Is The Future Being Gerrymandered?
Two days ago Earth Day passed me by. The earth seemed much smaller that day, miniaturized.
The future had been gerrymandered, or so it seemed to me.
I was out walking in the park, watching how other people walked. It seemed to me that the people I was watching came from all walks of life and from all over the world, men, women, children. Each spoke a different language than I spoke, each was seeing something entirely different from what I was seeing.
I could see clearly that everyone out walking was happy but me.
I was happy for everyone else. I didn’t hold their happiness against them, that would be the wrong thing to do, but I did feel an ineffable loneliness, the kind of loneliness that had been established the moment I was born and couldn’t be unestablished. It was as if I’d been placed in a certain congressional district by people more powerful than I was, and was therefore forced to have leaders who could not possibly represent me in either my present or future life.

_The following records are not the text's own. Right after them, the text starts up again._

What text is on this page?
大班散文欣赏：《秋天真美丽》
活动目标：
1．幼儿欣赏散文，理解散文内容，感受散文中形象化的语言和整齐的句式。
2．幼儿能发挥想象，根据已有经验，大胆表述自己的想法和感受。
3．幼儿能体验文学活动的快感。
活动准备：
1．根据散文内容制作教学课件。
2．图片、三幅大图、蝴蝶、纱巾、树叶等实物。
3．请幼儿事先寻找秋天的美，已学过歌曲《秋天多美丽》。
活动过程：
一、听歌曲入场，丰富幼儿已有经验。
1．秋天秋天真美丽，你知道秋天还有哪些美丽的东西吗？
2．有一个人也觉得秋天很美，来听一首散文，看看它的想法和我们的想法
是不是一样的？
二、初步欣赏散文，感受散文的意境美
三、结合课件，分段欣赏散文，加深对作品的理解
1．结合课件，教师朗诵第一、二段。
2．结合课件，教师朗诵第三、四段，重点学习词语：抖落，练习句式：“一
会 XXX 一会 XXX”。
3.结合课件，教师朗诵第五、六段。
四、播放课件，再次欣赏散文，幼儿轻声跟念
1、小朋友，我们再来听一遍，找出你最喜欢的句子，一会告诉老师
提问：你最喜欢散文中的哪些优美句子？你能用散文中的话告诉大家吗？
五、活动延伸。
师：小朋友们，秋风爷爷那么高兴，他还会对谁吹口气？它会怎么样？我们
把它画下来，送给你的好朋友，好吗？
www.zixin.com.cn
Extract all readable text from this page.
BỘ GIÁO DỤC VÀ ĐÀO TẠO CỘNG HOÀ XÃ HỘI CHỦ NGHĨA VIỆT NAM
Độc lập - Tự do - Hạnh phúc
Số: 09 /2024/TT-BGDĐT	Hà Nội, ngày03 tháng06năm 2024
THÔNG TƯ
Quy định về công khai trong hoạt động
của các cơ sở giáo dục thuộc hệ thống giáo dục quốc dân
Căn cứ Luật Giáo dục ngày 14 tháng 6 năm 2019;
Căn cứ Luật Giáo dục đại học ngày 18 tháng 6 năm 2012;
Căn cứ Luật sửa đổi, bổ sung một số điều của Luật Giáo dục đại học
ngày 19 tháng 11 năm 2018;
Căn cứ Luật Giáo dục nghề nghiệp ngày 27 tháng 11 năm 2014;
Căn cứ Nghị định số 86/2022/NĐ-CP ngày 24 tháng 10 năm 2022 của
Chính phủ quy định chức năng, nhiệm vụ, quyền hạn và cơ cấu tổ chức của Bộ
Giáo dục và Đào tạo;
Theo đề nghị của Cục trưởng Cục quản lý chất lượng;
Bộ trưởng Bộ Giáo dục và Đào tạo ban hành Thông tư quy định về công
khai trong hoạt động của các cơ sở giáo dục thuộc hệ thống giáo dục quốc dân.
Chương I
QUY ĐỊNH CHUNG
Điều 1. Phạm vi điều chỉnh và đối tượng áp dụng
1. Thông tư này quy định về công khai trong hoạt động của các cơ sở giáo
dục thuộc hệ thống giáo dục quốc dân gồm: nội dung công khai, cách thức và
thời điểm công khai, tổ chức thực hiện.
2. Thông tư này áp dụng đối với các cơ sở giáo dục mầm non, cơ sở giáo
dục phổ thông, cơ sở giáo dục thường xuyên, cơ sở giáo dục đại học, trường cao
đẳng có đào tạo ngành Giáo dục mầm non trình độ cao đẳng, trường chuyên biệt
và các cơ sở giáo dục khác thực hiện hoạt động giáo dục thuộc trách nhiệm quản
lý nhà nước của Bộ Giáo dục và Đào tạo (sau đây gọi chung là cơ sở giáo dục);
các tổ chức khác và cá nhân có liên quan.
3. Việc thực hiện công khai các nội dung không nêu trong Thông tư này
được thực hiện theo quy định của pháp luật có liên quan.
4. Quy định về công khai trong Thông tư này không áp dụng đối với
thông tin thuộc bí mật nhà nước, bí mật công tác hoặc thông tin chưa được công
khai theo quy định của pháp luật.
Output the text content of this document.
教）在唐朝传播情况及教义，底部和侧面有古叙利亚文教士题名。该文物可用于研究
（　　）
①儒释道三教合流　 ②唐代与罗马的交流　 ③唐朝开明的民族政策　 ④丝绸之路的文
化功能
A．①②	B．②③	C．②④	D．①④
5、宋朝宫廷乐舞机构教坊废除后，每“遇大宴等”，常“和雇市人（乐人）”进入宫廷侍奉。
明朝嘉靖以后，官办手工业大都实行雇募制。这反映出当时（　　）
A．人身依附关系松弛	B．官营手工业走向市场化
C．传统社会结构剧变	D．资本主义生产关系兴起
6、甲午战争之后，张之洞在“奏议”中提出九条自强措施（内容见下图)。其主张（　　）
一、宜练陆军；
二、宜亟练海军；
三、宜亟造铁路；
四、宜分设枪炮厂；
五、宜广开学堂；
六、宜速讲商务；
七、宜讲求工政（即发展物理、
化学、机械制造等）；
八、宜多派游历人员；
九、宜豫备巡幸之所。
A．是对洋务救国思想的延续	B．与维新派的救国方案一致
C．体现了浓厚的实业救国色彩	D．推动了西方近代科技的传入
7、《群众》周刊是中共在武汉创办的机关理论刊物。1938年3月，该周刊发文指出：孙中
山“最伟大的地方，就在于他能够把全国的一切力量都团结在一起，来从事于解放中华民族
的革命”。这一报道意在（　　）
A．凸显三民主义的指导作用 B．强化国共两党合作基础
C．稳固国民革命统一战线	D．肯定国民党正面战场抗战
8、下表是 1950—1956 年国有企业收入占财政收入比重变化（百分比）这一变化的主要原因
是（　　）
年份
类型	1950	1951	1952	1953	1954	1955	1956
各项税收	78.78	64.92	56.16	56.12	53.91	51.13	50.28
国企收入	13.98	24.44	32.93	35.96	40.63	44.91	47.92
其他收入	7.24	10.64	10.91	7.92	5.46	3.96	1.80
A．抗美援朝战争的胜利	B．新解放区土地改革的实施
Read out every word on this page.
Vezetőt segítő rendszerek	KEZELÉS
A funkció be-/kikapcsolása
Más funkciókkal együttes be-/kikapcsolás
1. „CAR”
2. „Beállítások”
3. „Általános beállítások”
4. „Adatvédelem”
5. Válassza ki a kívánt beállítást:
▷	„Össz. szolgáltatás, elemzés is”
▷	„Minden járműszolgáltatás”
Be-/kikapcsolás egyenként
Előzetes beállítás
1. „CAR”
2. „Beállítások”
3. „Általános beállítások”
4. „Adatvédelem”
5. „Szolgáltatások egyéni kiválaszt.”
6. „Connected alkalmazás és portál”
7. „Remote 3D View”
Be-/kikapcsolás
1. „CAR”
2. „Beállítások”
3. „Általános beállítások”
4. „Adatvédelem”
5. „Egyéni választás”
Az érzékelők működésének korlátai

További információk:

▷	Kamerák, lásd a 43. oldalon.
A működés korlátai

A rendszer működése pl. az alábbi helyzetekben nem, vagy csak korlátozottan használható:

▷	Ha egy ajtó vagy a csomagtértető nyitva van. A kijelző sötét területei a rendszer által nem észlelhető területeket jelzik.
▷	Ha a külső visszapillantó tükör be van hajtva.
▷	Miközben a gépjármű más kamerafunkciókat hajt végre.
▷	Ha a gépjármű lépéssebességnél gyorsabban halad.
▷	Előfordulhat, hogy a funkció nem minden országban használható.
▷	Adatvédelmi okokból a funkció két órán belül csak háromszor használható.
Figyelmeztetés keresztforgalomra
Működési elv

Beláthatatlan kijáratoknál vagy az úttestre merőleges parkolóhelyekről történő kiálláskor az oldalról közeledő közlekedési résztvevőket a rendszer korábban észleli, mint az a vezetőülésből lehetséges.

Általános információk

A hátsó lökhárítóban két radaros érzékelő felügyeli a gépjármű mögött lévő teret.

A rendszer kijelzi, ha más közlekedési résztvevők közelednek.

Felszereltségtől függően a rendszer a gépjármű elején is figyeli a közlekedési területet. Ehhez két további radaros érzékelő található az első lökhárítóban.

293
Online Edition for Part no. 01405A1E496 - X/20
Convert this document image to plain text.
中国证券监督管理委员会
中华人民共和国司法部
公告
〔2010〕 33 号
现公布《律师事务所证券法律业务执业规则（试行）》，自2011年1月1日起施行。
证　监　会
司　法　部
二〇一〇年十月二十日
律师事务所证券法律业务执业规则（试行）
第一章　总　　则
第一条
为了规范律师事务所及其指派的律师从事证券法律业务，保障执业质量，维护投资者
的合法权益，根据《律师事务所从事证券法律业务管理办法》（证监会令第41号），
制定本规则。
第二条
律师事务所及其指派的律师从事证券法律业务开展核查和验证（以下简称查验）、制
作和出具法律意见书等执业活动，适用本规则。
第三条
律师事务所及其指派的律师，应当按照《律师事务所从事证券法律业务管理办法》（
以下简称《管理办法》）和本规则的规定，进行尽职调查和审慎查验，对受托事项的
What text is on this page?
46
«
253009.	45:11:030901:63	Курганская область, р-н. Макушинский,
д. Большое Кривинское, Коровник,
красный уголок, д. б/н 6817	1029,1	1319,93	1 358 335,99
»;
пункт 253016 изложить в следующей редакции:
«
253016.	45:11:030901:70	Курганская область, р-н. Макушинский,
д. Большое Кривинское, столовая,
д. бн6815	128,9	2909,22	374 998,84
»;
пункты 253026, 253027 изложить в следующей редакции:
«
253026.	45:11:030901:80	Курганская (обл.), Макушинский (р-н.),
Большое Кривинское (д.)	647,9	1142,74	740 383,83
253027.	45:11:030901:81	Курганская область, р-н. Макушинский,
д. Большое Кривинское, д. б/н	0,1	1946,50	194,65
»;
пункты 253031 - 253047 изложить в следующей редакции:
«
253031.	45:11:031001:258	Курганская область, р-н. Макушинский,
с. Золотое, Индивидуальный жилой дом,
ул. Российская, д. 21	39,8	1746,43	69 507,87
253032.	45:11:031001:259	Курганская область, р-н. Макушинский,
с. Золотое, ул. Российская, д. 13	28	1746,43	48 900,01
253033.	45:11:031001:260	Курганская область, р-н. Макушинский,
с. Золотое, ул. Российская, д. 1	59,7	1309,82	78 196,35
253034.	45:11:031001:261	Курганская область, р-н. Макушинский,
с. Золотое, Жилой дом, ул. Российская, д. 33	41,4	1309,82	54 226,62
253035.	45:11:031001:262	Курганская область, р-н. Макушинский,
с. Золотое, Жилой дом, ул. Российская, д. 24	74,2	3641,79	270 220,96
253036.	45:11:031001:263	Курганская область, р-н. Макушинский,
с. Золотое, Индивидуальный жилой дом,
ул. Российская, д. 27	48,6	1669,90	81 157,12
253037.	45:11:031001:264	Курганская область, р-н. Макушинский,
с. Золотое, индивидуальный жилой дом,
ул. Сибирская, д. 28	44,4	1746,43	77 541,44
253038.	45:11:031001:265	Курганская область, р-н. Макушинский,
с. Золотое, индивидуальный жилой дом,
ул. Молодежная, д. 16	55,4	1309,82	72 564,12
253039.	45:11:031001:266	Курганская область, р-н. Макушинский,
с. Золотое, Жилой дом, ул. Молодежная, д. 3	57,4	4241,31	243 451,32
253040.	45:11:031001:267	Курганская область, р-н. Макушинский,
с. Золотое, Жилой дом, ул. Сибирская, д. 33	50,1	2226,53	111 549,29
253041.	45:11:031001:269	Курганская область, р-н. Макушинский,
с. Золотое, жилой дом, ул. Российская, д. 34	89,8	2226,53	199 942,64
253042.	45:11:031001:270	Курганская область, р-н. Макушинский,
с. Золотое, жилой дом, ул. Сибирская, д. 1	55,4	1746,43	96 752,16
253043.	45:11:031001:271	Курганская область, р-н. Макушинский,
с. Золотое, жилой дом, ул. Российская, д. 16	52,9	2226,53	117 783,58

I laid down on the grass, there’s lots of grass in the park, to collect my thinking. There wasn’t much to collect, only a thought or two that I could carry, being a responsible citizen of my time and place, to one of the many trash bins in the park meant for recycling.
Later that afternoon I entered the museum to look at the art. I found myself looking at art no one else was looking at, mostly because no one else was looking at it. Because no one else was looking at the art I was looking at I deemed it the most interesting art I’d ever seen, having it all to myself.